Like HBomb’s food habit, we wondered if this behavior was normal. A check of most of our go-to parenting sites only provided us with this snippet of not-so-useful-to-apply-to-us-information: on average infants sleep 14-18hours per day. HBomb? 12? Maybe on a good day.

The interesting thing is that he seems to go from quiet and content looking around to scrunched red faced infant bawling for no apparent reason. Is it gas? Dunno. Is he over tired from not getting his 16-18 hours of sleep? Who knows, he isn’t talking.

I’ve even seemed to bumble into a surefire way to keep him up for hours on end in the middle of the night — Me. Yes, it seems that whenever I get up to feed the little dude, he wakes up, looks around and decides not to go back to Sleepytown for a good long time. Why? Maybe I try too hard to burp him. Maybe I make too much eye contact. Maybe it’s my intoxicating odor of manliness. The one thing I know for sure is it’s not the latter, I just made that one up.
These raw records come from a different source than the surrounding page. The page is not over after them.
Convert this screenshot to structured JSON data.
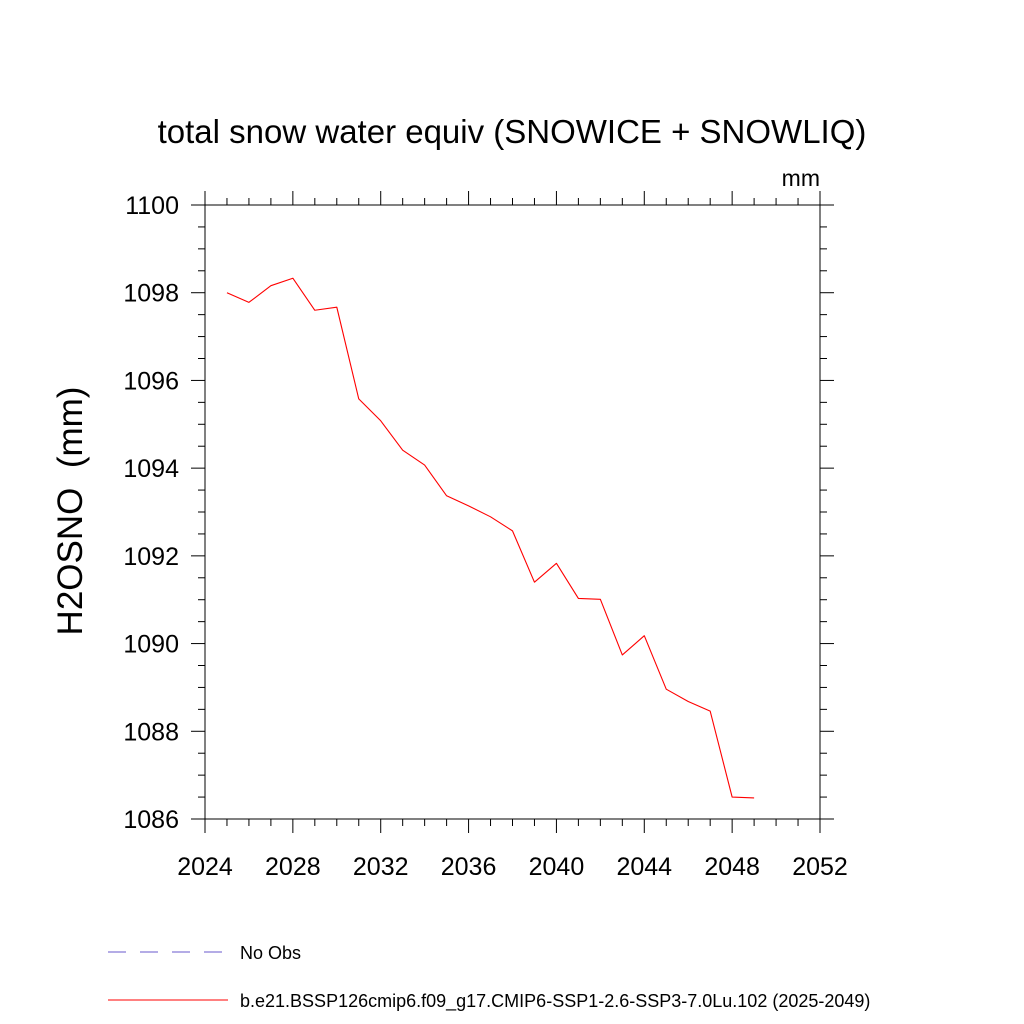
{
  "chart_data": {
    "type": "line",
    "title": "total snow water equiv (SNOWICE + SNOWLIQ)",
    "units_label": "mm",
    "xlabel": "",
    "ylabel": "H2OSNO  (mm)",
    "xlim": [
      2024,
      2052
    ],
    "ylim": [
      1086,
      1100
    ],
    "x_ticks": [
      2024,
      2028,
      2032,
      2036,
      2040,
      2044,
      2048,
      2052
    ],
    "x_tick_labels": [
      "2024",
      "2028",
      "2032",
      "2036",
      "2040",
      "2044",
      "2048",
      "2052"
    ],
    "y_ticks": [
      1086,
      1088,
      1090,
      1092,
      1094,
      1096,
      1098,
      1100
    ],
    "y_tick_labels": [
      "1086",
      "1088",
      "1090",
      "1092",
      "1094",
      "1096",
      "1098",
      "1100"
    ],
    "x_minor_step": 1,
    "y_minor_step": 0.5,
    "grid": false,
    "legend_placement": "bottom-left",
    "series": [
      {
        "name": "No Obs",
        "color": "#6a5acd",
        "dash": "dashed",
        "x": [],
        "y": []
      },
      {
        "name": "b.e21.BSSP126cmip6.f09_g17.CMIP6-SSP1-2.6-SSP3-7.0Lu.102 (2025-2049)",
        "color": "#ff0000",
        "dash": "solid",
        "x": [
          2025,
          2026,
          2027,
          2028,
          2029,
          2030,
          2031,
          2032,
          2033,
          2034,
          2035,
          2036,
          2037,
          2038,
          2039,
          2040,
          2041,
          2042,
          2043,
          2044,
          2045,
          2046,
          2047,
          2048,
          2049
        ],
        "y": [
          1098.0,
          1097.78,
          1098.16,
          1098.33,
          1097.6,
          1097.67,
          1095.58,
          1095.08,
          1094.41,
          1094.07,
          1093.37,
          1093.14,
          1092.89,
          1092.57,
          1091.4,
          1091.83,
          1091.03,
          1091.01,
          1089.74,
          1090.18,
          1088.96,
          1088.68,
          1088.46,
          1086.5,
          1086.48
        ]
      }
    ]
  }
}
Whatever it is, his apparent no sleep policy after my night time feedings has become so consistent that my parenting self confidence has taken a hit in the family jewels.

Is it me or just coincidence? I dunno, but tonight I’m going to take a different feeding to see. Until then, Jen has instituted a new rule just for me: if he’s up for more than an hour, get her up so she can get him back to bed. Have I had to use this new rule. Every night.

Fatten Up Your Kid? Try Fruit Juice

Another gem from CNN.com this morning, that our local Fox affiliate promised to cover last night (”Does fruit juice make children fat? Find out at 11.”) is Study links juice, chubby children.

The abridged version is this: if your child is overweight at 3 to 4 years, and you give them fruit juice, they are 50% more likely to be overweight a year later. Those not overweight have no need to worry. While this is interesting and all, it seems more like a media machination than actual steadfast fact. For one, the universe in this study could by no means be construed as a true sample, as it was “10,904 Missouri children in a nutrition program for low-income families” My guess is that there were some other contributing factors inherent to low-income families that can account for some of these changes. Are low-income families who feed their kids fruit juice more likely to also give them other sweets? Does the same apply to all families? I don’t know, but as far as I can tell from the article, this, along with other variables, was not taken into account.

Also, as usual, the media gleans a big number, 5o%, without telling us the most important number. Is it 50% more than 200? 2000? 2? Big discrepancy. This is one of my biggest pet peeves when it comes to “studies” and the media. Give us all the numbers, not just the ones that make the best headlines and USAToday graphs.

The moral, according to More Diapers? When it comes to fruit juice, use common sense.